1 La fonction publique. Les trains de la SNCB devraient rouler. Des perturbations seront toutefois probables ça et là sur le réseau ferroviaire belge. La situation sera beaucoup plus problématique sur les lignes desservies par les transports publics régionaux. Les réseaux des TEC et de la STIB devraient être presque à l’arrêt. Et de sérieuses perturbations sont attendues sur le réseau De Lijn. Pour le reste, la fonction publique devrait être assez peu touchée. Les syndicats de fonctionnaires ménagent leur force dans le cas où des mesures d’austérité viennent frapper la fonction publique comme dans d’autres pays européens. Aucun mot d’ordre n’a par exemple été lancé parmi les postiers. Mais, à nouveau, des perturbations locales sont à prévoir, surtout dans les régions à forte tradition ouvrière.

2 Le commerce. Le Setca (la centrale des employés de la FGTB) avait été la plus virulente contre le projet d’AIP. Il voudra se montrer vendredi. C’est principalement dans les grands magasins qu’il marquera son empreinte. Des piquets devraient être constitués devant de nombreuses grandes surfaces en Wallonie. Des fermetures de magasins seront aussi organisées à Bruxelles et en Flandre. Mais le mouvement ne devrait pas être aussi prononcé.
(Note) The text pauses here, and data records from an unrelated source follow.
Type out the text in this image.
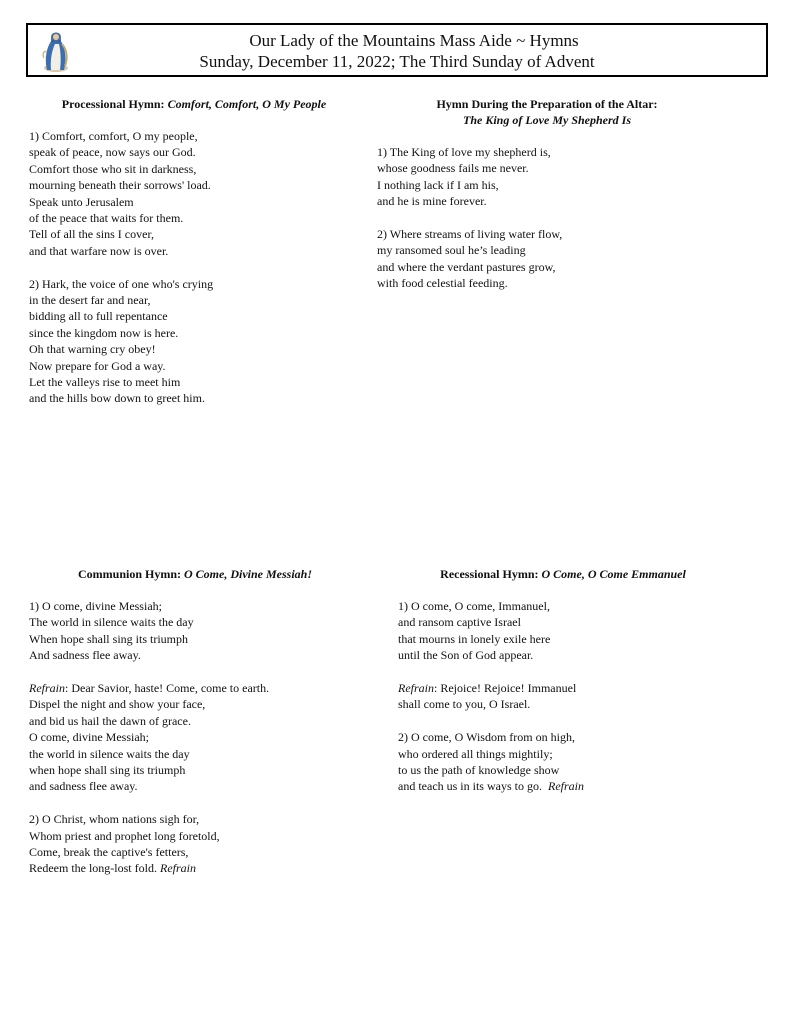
Our Lady of the Mountains Mass Aide ~ Hymns
Sunday, December 11, 2022; The Third Sunday of Advent
Processional Hymn: Comfort, Comfort, O My People
1) Comfort, comfort, O my people,
speak of peace, now says our God.
Comfort those who sit in darkness,
mourning beneath their sorrows' load.
Speak unto Jerusalem
of the peace that waits for them.
Tell of all the sins I cover,
and that warfare now is over.
2) Hark, the voice of one who's crying
in the desert far and near,
bidding all to full repentance
since the kingdom now is here.
Oh that warning cry obey!
Now prepare for God a way.
Let the valleys rise to meet him
and the hills bow down to greet him.
Hymn During the Preparation of the Altar:
The King of Love My Shepherd Is
1) The King of love my shepherd is,
whose goodness fails me never.
I nothing lack if I am his,
and he is mine forever.
2) Where streams of living water flow,
my ransomed soul he’s leading
and where the verdant pastures grow,
with food celestial feeding.
Communion Hymn: O Come, Divine Messiah!
1) O come, divine Messiah;
The world in silence waits the day
When hope shall sing its triumph
And sadness flee away.
Refrain: Dear Savior, haste! Come, come to earth.
Dispel the night and show your face,
and bid us hail the dawn of grace.
O come, divine Messiah;
the world in silence waits the day
when hope shall sing its triumph
and sadness flee away.
2) O Christ, whom nations sigh for,
Whom priest and prophet long foretold,
Come, break the captive's fetters,
Redeem the long-lost fold. Refrain
Recessional Hymn: O Come, O Come Emmanuel
1) O come, O come, Immanuel,
and ransom captive Israel
that mourns in lonely exile here
until the Son of God appear.
Refrain: Rejoice! Rejoice! Immanuel
shall come to you, O Israel.
2) O come, O Wisdom from on high,
who ordered all things mightily;
to us the path of knowledge show
and teach us in its ways to go.  Refrain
Il n’est pas exclu non plus que des hôpitaux soient contraints de tourner au ralenti. Les soins d’urgence seront bien sûr toujours assurés. Mais des consultations moins pressantes pourraient être reportées. Les banques en revanche devraient rester ouvertes. Sauf ça et là comme dans la région liégeoise.
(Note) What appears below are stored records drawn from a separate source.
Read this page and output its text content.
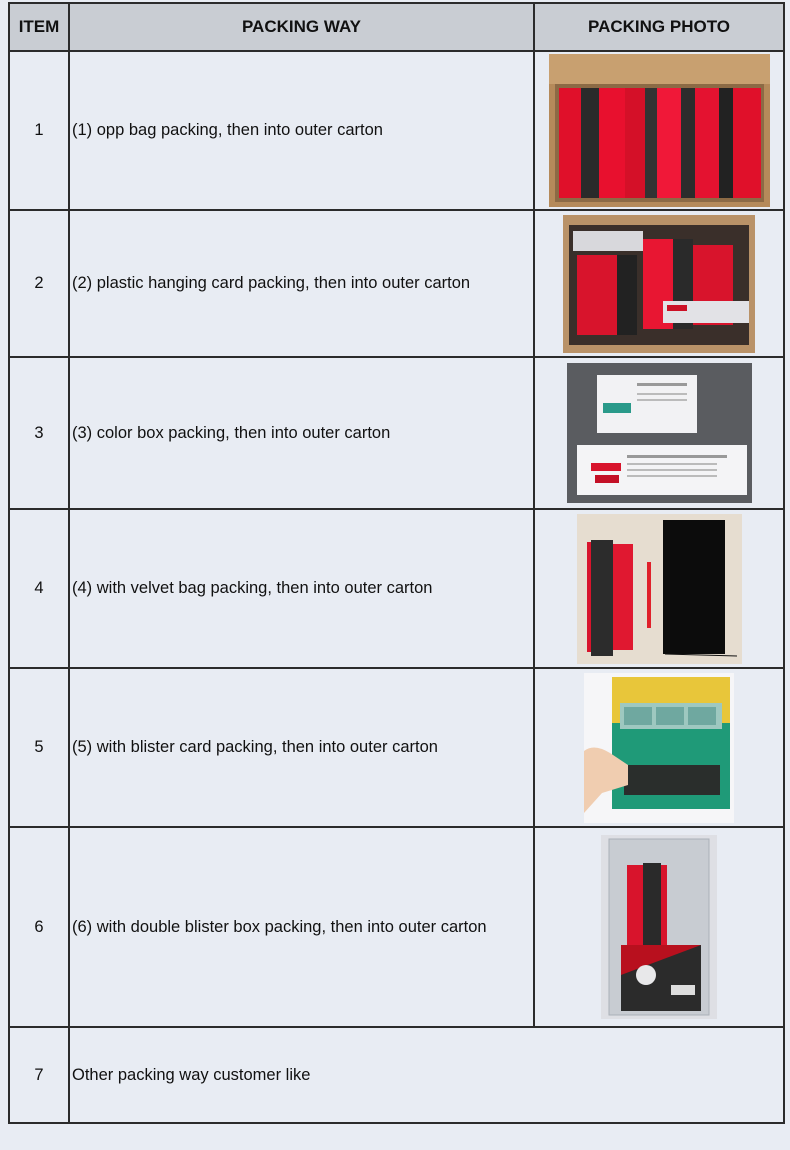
ITEM	PACKING WAY	PACKING PHOTO
1	(1) opp bag packing, then into outer carton	

2	(2) plastic hanging card packing, then into outer carton	

3	(3) color box packing, then into outer carton	

4	(4) with velvet bag packing, then into outer carton	

5	(5) with blister card packing, then into outer carton	

6	(6) with double blister box packing, then into outer carton	

7	Other packing way customer like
3 L’industrie. Difficile de faire le relevé de toutes les entreprises dont l’accès sera bloqué vendredi. Toutes les grandes entreprises wallonnes seront à l’arrêt - dans le bassin liégeois, les militants de la FGTB Métal et leurs homologues de la CGSLB recevront même l’appui des affiliés de la CSC. Entreprises à l’arrêt également à Bruxelles (notamment Audi à Forest) et en Flandre (le secteur de la pétrochimie à Anvers). Les petites entreprises devraient être épargnées, mais pourraient être touchées indirectement par des barrages organisés à l’entrée de certains zonings industriels.
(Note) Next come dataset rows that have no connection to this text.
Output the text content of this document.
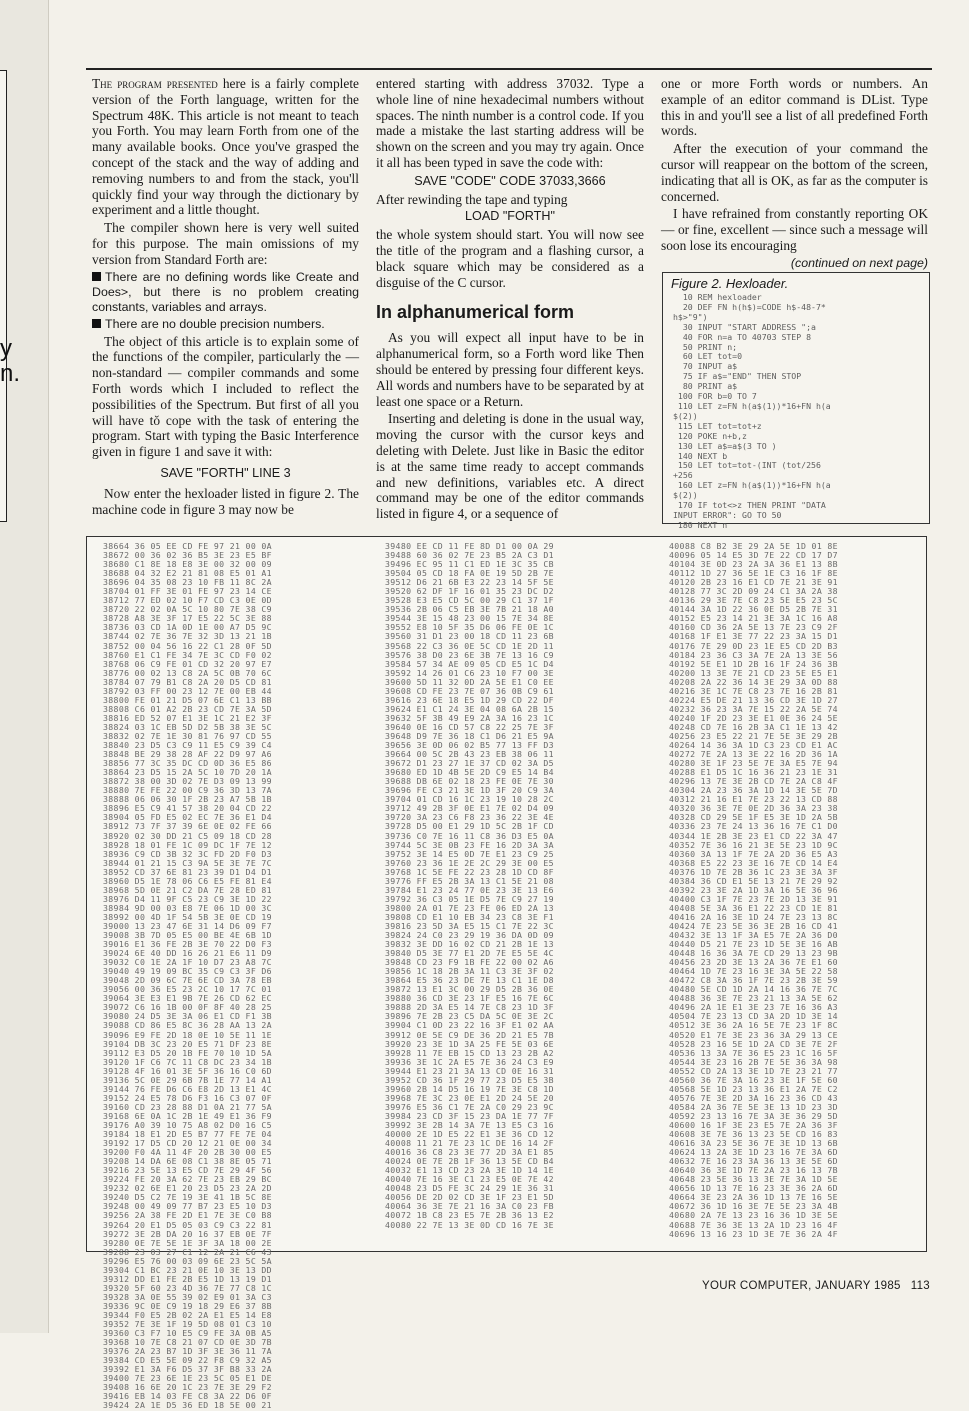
y
n.

The program presented here is a fairly complete version of the Forth language, written for the Spectrum 48K. This article is not meant to teach you Forth. You may learn Forth from one of the many available books. Once you've grasped the concept of the stack and the way of adding and removing numbers to and from the stack, you'll quickly find your way through the dictionary by experiment and a little thought.

The compiler shown here is very well suited for this purpose. The main omissions of my version from Standard Forth are:

There are no defining words like Create and Does>, but there is no problem creating constants, variables and arrays.

There are no double precision numbers.

The object of this article is to explain some of the functions of the compiler, particularly the — non-standard — compiler commands and some Forth words which I included to reflect the possibilities of the Spectrum. But first of all you will have tŏ cope with the task of entering the program. Start with typing the Basic Interference given in figure 1 and save it with:

SAVE "FORTH" LINE 3

Now enter the hexloader listed in figure 2. The machine code in figure 3 may now be

entered starting with address 37032. Type a whole line of nine hexadecimal numbers without spaces. The ninth number is a control code. If you made a mistake the last starting address will be shown on the screen and you may try again. Once it all has been typed in save the code with:

SAVE "CODE" CODE 37033,3666

After rewinding the tape and typing

LOAD "FORTH"

the whole system should start. You will now see the title of the program and a flashing cursor, a black square which may be considered as a disguise of the C cursor.

In alphanumerical form

As you will expect all input have to be in alphanumerical form, so a Forth word like Then should be entered by pressing four different keys. All words and numbers have to be separated by at least one space or a Return.

Inserting and deleting is done in the usual way, moving the cursor with the cursor keys and deleting with Delete. Just like in Basic the editor is at the same time ready to accept commands and new definitions, variables etc. A direct command may be one of the editor commands listed in figure 4, or a sequence of

one or more Forth words or numbers. An example of an editor command is DList. Type this in and you'll see a list of all predefined Forth words.

After the execution of your command the cursor will reappear on the bottom of the screen, indicating that all is OK, as far as the computer is concerned.

I have refrained from constantly reporting OK — or fine, excellent — since such a message will soon lose its encouraging

(continued on next page)
Figure 2. Hexloader.
10 REM hexloader
20 DEF FN h(h$)=CODE h$-48-7*
h$>"9")
30 INPUT "START ADDRESS ";a
40 FOR n=a TO 40703 STEP 8
50 PRINT n;
60 LET tot=0
70 INPUT a$
75 IF a$="END" THEN STOP
80 PRINT a$
100 FOR b=0 TO 7
110 LET z=FN h(a$(1))*16+FN h(a
$(2))
115 LET tot=tot+z
120 POKE n+b,z
130 LET a$=a$(3 TO )
140 NEXT b
150 LET tot=tot-(INT (tot/256
+256
160 LET z=FN h(a$(1))*16+FN h(a
$(2))
170 IF tot<>z THEN PRINT "DATA
INPUT ERROR": GO TO 50
180 NEXT n
38664 36 05 EE CD FE 97 21 00 0A
38672 00 36 02 36 B5 3E 23 E5 BF
38680 C1 8E 18 E8 3E 00 32 00 09
38688 04 32 E2 21 81 08 E5 01 A1
38696 04 35 08 23 10 FB 11 8C 2A
38704 01 FF 3E 01 FE 97 23 14 CE
38712 77 ED 02 10 F7 CD C3 0E 0D
38720 22 02 0A 5C 10 80 7E 38 C9
38728 A8 3E 3F 17 E5 22 5C 3E 88
38736 03 CD 1A 0D 1E 00 A7 D5 9C
38744 02 7E 36 7E 32 3D 13 21 1B
38752 00 04 56 16 22 C1 28 0F 5D
38760 E1 C1 FE 34 7E 3C CD F0 02
38768 06 C9 FE 01 CD 32 20 97 E7
38776 00 02 13 C8 2A 5C 0B 70 6C
38784 07 79 B1 C8 2A 20 D5 CD 81
38792 03 FF 00 23 12 7E 00 EB 44
38800 FE 01 21 D5 07 6E C1 13 BB
38808 C6 01 A2 2B 23 CD 7E 3A 5D
38816 ED 52 07 E1 3E 1C 21 E2 3F
38824 03 1C EB 5D D2 5B 38 3E 5C
38832 02 7E 1E 30 81 76 97 CD 55
38840 23 D5 C3 C9 11 E5 C9 39 C4
38848 BE 29 38 28 AF 22 D9 97 A6
38856 77 3C 35 DC CD 0D 36 E5 86
38864 23 D5 15 2A 5C 10 7D 20 1A
38872 38 00 3D 02 7E D3 09 13 99
38880 7E FE 22 00 C9 36 3D 13 7A
38888 06 06 30 1F 2B 23 A7 5B 1B
38896 E5 C9 41 57 38 20 04 CD 22
38904 05 FD E5 02 EC 7E 36 E1 D4
38912 73 7F 37 39 6E 0E 02 FE 66
38920 02 30 DD 21 C5 09 18 CD 28
38928 18 01 FE 1C 09 DC 1F 7E 12
38936 C9 CD 3B 32 3C FD 2D F0 D3
38944 01 21 15 C3 9A 5E 3E 7E 7C
38952 CD 37 6E 81 23 39 D1 D4 D1
38960 D5 1E 78 06 C6 E5 FE 81 E4
38968 5D 0E 21 C2 DA 7E 28 ED 81
38976 D4 11 9F C5 23 C9 3E 1D 22
38984 9D 00 03 E8 7E 06 1D 00 3C
38992 00 4D 1F 54 5B 3E 0E CD 19
39000 13 23 47 6E 31 14 D6 09 F7
39008 3B 7D 05 E5 00 BE 4E 6B 1D
39016 E1 36 FE 2B 3E 70 22 D0 F3
39024 6E 40 DD 16 26 21 E6 11 D9
39032 C0 1E 2A 1F 10 D7 23 A8 7C
39040 49 19 09 BC 35 C9 C3 3F D6
39048 2D 09 6C 7E 6E CD 3A 78 EB
39056 00 36 E5 23 2C 10 17 7C 01
39064 3E E3 E1 9B 7E 26 CD 62 EC
39072 C6 16 1B 00 0F 8F 40 28 25
39080 24 D5 3E 3A 06 E1 CD F1 3B
39088 CD 86 E5 8C 36 28 AA 13 2A
39096 E9 FE 2D 18 0E 10 5E 11 1E
39104 DB 3C 23 20 E5 71 DF 23 8E
39112 E3 D5 20 1B FE 70 10 1D 5A
39120 1F C6 7C 11 C8 DC 23 34 1B
39128 4F 16 01 3E 5F 36 16 C0 6D
39136 5C 0E 29 6B 7B 1E 77 14 A1
39144 76 FE D6 C6 E8 2D 13 E1 4C
39152 24 E5 78 D6 F3 16 C3 07 0F
39160 CD 23 28 88 D1 0A 21 77 5A
39168 6E 0A 1C 2B 1E 49 E1 36 F9
39176 A0 39 10 75 A8 02 D0 16 C5
39184 18 E1 2D E5 B7 77 FE 7E 04
39192 17 D5 CD 20 12 21 0E 00 34
39200 F0 4A 11 4F 20 2B 30 00 E5
39208 14 DA 6E 08 C1 38 8E 05 71
39216 23 5E 13 E5 CD 7E 29 4F 56
39224 FE 20 3A 62 7E 23 EB 29 BC
39232 02 6E E1 20 23 D5 23 2A 2D
39240 D5 C2 7E 19 3E 41 1B 5C 8E
39248 00 49 09 77 B7 23 E5 10 D3
39256 2A 38 FE 2D E1 7E 3E C0 B8
39264 20 E1 D5 05 03 C9 C3 22 81
39272 3E 2B DA 20 16 37 EB 0E 7F
39280 0E 7E 5E 1E 3F 3A 18 00 2E
39288 23 03 27 C1 12 2A 21 C6 43
39296 E5 76 00 03 09 6E 23 5C 5A
39304 C1 BC 23 21 0E 10 3E 13 DD
39312 DD E1 FE 2B E5 1D 13 19 D1
39320 5F 60 23 4D 36 7E 77 C8 1C
39328 3A 0E 55 39 02 E9 01 3A C3
39336 9C 0E C9 19 18 29 E6 37 8B
39344 F0 E5 2B 02 2A E1 E5 14 E8
39352 7E 3E 1F 19 5D 08 01 C3 10
39360 C3 F7 10 E5 C9 FE 3A 0B A5
39368 10 7E C8 21 07 CD 0E 3D 7B
39376 2A 23 B7 1D 3F 3E 36 11 7A
39384 CD E5 5E 09 22 F8 C9 32 A5
39392 E1 3A F6 D5 37 3F B8 33 2A
39400 7E 23 6E 1E 23 5C 05 E1 DE
39408 16 6E 20 1C 23 7E 3E 29 F2
39416 EB 14 03 FE C8 3A 22 D6 0F
39424 2A 1E D5 36 ED 18 5E 00 21
39480 EE CD 11 FE 8D D1 00 0A 29
39488 60 36 02 7E 23 B5 2A C3 D1
39496 EC 95 11 C1 ED 1E 3C 35 CB
39504 05 CD 18 FA 0E 19 5D 2B 7E
39512 D6 21 6B E3 22 23 14 5F 5E
39520 62 DF 1F 16 01 35 23 DC D2
39528 E3 E5 CD 5C 00 29 C1 37 1F
39536 2B 06 C5 EB 3E 7B 21 18 A0
39544 3E 15 48 23 00 15 7E 34 8E
39552 E8 10 5F 35 D6 06 FE 0E 1C
39560 31 D1 23 00 18 CD 11 23 6B
39568 22 C3 36 0E 5C CD 1E 2D 11
39576 38 D0 23 6E 3B 7E 13 16 C9
39584 57 34 AE 09 05 CD E5 1C D4
39592 14 26 01 C6 23 10 F7 00 3E
39600 5D 11 32 0D 2A 5E E1 C0 EE
39608 CD FE 23 7E 07 36 0B C9 61
39616 23 6E 18 E5 1D 29 CD 22 DF
39624 E1 C1 24 3E 04 08 6A 2B 15
39632 5F 3B 49 E9 2A 3A 16 23 1C
39640 0E 16 CD 57 C8 22 25 7E 3F
39648 D9 7E 36 18 C1 D6 21 E5 9A
39656 3E 0D 06 02 B5 77 13 FF D3
39664 00 5C 2B 43 23 EB 38 06 11
39672 D1 23 27 1E 37 CD 02 3A D5
39680 ED 1D 4B 5E 2D C9 E5 14 B4
39688 DB 6E 02 18 23 FE 0E 7E 30
39696 FE C3 21 3E 1D 3F 20 C9 3A
39704 01 CD 16 1C 23 19 10 28 2C
39712 49 2B 3F 0E E1 7E 02 D4 09
39720 3A 23 C6 F8 23 36 22 3E 4E
39728 D5 00 E1 29 1D 5C 2B 1F CD
39736 C0 7E 16 11 C8 36 D3 E5 0A
39744 5C 3E 0B 23 FE 16 2D 3A 3A
39752 3E 14 E5 0D 7E E1 23 C9 25
39760 23 36 1E 2E 2C 29 3E 00 E5
39768 1C 5E FE 22 23 28 1D CD 8F
39776 FF E5 2B 3A 13 C1 5E 21 08
39784 E1 23 24 77 0E 23 3E 13 E6
39792 36 C3 05 1E D5 7E C9 27 19
39800 2A 01 7E 23 FE 06 ED 2A 13
39808 CD E1 10 EB 34 23 C8 3E F1
39816 23 5D 3A E5 15 C1 7E 22 3C
39824 24 C0 23 29 19 36 DA 0D 09
39832 3E DD 16 02 CD 21 2B 1E 13
39840 D5 3E 77 E1 2D 7E E5 5E 4C
39848 CD 23 F9 1B FE 22 00 02 A6
39856 1C 18 2B 3A 11 C3 3E 3F 02
39864 E5 36 23 DE 7E 13 C1 1E D8
39872 13 E1 3C 00 29 D5 2B 36 0E
39880 36 CD 3E 23 1F E5 16 7E 6C
39888 2D 3A E5 14 7E C8 23 1D 3F
39896 7E 2B 23 C5 DA 5C 0E 3E 2C
39904 C1 0D 23 22 16 3F E1 02 AA
39912 0E 5E C9 DE 36 2D 21 E5 7B
39920 23 3E 1D 3A 25 FE 5E 03 6E
39928 11 7E EB 15 CD 13 23 2B A2
39936 3E 1C 2A E5 7E 36 24 C3 E9
39944 E1 23 21 3A 13 CD 0E 16 31
39952 CD 36 1F 29 77 23 D5 E5 3B
39960 2B 14 D5 16 19 7E 3E C8 1D
39968 7E 3C 23 0E E1 2D 24 5E 20
39976 E5 36 C1 7E 2A C0 29 23 9C
39984 23 CD 3F 15 23 DA 1E 77 7F
39992 3E 2B 14 3A 7E 13 E5 C3 16
40000 2E 1D E5 22 E1 3E 36 CD 12
40008 11 21 7E 23 1C DE 16 14 2F
40016 36 C8 23 3E 77 2D 3A E1 85
40024 0E 7E 2B 1F 36 13 5E CD B4
40032 E1 13 CD 23 2A 3E 1D 14 1E
40040 7E 16 3E C1 23 E5 0E 7E 42
40048 23 D5 FE 3C 24 29 1E 36 31
40056 DE 2D 02 CD 3E 1F 23 E1 5D
40064 36 3E 7E 21 16 3A C0 23 FB
40072 1B C8 23 E5 7E 2B 36 13 E2
40080 22 7E 13 3E 0D CD 16 7E 3E
40088 C8 B2 3E 29 2A 5E 1D 01 8E
40096 05 14 E5 3D 7E 22 CD 17 D7
40104 3E 0D 23 2A 3A 36 E1 13 8B
40112 1D 27 36 5E 1E C3 16 1F 8E
40120 2B 23 16 E1 CD 7E 21 3E 91
40128 77 3C 2D 09 24 C1 3A 2A 38
40136 29 3E 7E C8 23 5E E5 23 5C
40144 3A 1D 22 36 0E D5 2B 7E 31
40152 E5 23 14 21 3E 3A 1C 16 A8
40160 CD 36 2A 5E 13 7E 23 C9 2F
40168 1F E1 3E 77 22 23 3A 15 D1
40176 7E 29 0D 23 1E E5 CD 2D B3
40184 23 36 C3 3A 7E 2A 13 3E 56
40192 5E E1 1D 2B 16 1F 24 36 3B
40200 13 3E 7E 21 CD 23 5E E5 E1
40208 2A 22 36 14 3E 29 3A 0D 88
40216 3E 1C 7E C8 23 7E 16 2B 81
40224 E5 DE 21 13 36 CD 3E 1D 27
40232 36 23 3A 7E 15 22 2A 5E 74
40240 1F 2D 23 3E E1 0E 36 24 5E
40248 CD 7E 16 2B 3A C1 1E 13 42
40256 23 E5 22 21 7E 5E 3E 29 2B
40264 14 36 3A 1D C3 23 CD E1 AC
40272 7E 2A 13 3E 22 16 2D 36 1A
40280 3E 1F 23 5E 7E 3A E5 7E 94
40288 E1 D5 1C 16 36 21 23 1E 31
40296 13 7E 3E 2B CD 7E 2A C8 4F
40304 2A 23 36 3A 1D 14 3E 5E 7D
40312 21 16 E1 7E 23 22 13 CD 88
40320 36 3E 7E 0E 2D 36 3A 23 38
40328 CD 29 5E 1F E5 3E 1D 2A 5B
40336 23 7E 24 13 36 16 7E C1 D0
40344 1E 2B 3E 23 E1 CD 22 3A 47
40352 7E 36 16 21 3E 5E 23 1D 9C
40360 3A 13 1F 7E 2A 2D 36 E5 A3
40368 E5 22 23 3E 16 7E CD 14 E4
40376 1D 7E 2B 36 1C 23 3E 3A 3F
40384 36 CD E1 5E 13 21 7E 29 92
40392 23 3E 2A 1D 3A 16 5E 36 96
40400 C3 1F 7E 23 7E 2D 13 3E 91
40408 5E 3A 36 E1 22 23 CD 1E 81
40416 2A 16 3E 1D 24 7E 23 13 8C
40424 7E 23 5E 36 3E 2B 16 CD 41
40432 3E 13 1F 3A E5 7E 2A 36 D0
40440 D5 21 7E 23 1D 5E 3E 16 AB
40448 16 36 3A 7E CD 29 13 23 9B
40456 23 2D 3E 13 2A 36 7E E1 60
40464 1D 7E 23 16 3E 3A 5E 22 58
40472 C8 3A 36 1F 7E 23 2B 3E 59
40480 5E CD 1D 2A 14 16 36 7E 7C
40488 36 3E 7E 23 21 13 3A 5E 62
40496 2A 1E E1 3E 23 7E 16 36 A3
40504 7E 23 13 CD 3A 2D 1D 3E 14
40512 3E 36 2A 16 5E 7E 23 1F 8C
40520 E1 7E 3E 23 36 3A 29 13 CE
40528 23 16 5E 1D 2A CD 3E 7E 2F
40536 13 3A 7E 36 E5 23 1C 16 5F
40544 3E 23 16 2B 7E 5E 36 3A 98
40552 CD 2A 13 3E 1D 7E 23 21 77
40560 36 7E 3A 16 23 3E 1F 5E 60
40568 5E 1D 23 13 36 E1 2A 7E C2
40576 7E 3E 2D 3A 16 23 36 CD 43
40584 2A 36 7E 5E 3E 13 1D 23 3D
40592 23 13 16 7E 3A 3E 36 29 5D
40600 16 1F 3E 23 E5 7E 2A 36 3F
40608 3E 7E 36 13 23 5E CD 16 83
40616 3A 23 5E 36 7E 3E 1D 13 6B
40624 13 2A 3E 1D 23 16 7E 3A 6D
40632 7E 16 23 3A 36 13 3E 5E 6D
40640 36 3E 1D 7E 2A 23 16 13 7B
40648 23 5E 36 13 3E 7E 3A 1D 5E
40656 1D 13 7E 16 23 3E 36 2A 6D
40664 3E 23 2A 36 1D 13 7E 16 5E
40672 36 1D 16 3E 7E 5E 23 3A 4B
40680 2A 7E 13 23 16 36 1D 3E 5E
40688 7E 36 3E 13 2A 1D 23 16 4F
40696 13 16 23 1D 3E 7E 36 2A 4F
YOUR COMPUTER, JANUARY 1985 113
4 Les manifestations. Des rassemblements sont par ailleurs prévus en différents endroits en matinée : devant la Banque nationale à Bruxelles, place Léopold à Arlon, Engelsplein à Louvain et Sint-Pietersplein à Gand.

Savoir Plus

Piquet de grève devant la centrale nucléaire de Tihange

L'accès à la centrale nucléaire de Tihange sera complètement bloqué vendredi dès l'aube dans le cadre de la grève nationale lancée par la FGTB et la CGSLB pour dénoncer l'accord interprofessionnel (AIP). Seuls les pilotes des centrales seront autorisés à entrer sur le site, a précisé jeudi à l'agence Belga Jorge Canas-Garcia, porte-parole de la FGTB.

Il y a une quinzaine de jour, le syndicat socialiste avait déjà installé des piquets de grève sur le site de Tihange mais une partie du personnel avait tout de même été autorisée à accéder aux installations. Cette fois, seuls les pilotes auront accès au site, a précisé le porte-parole syndical.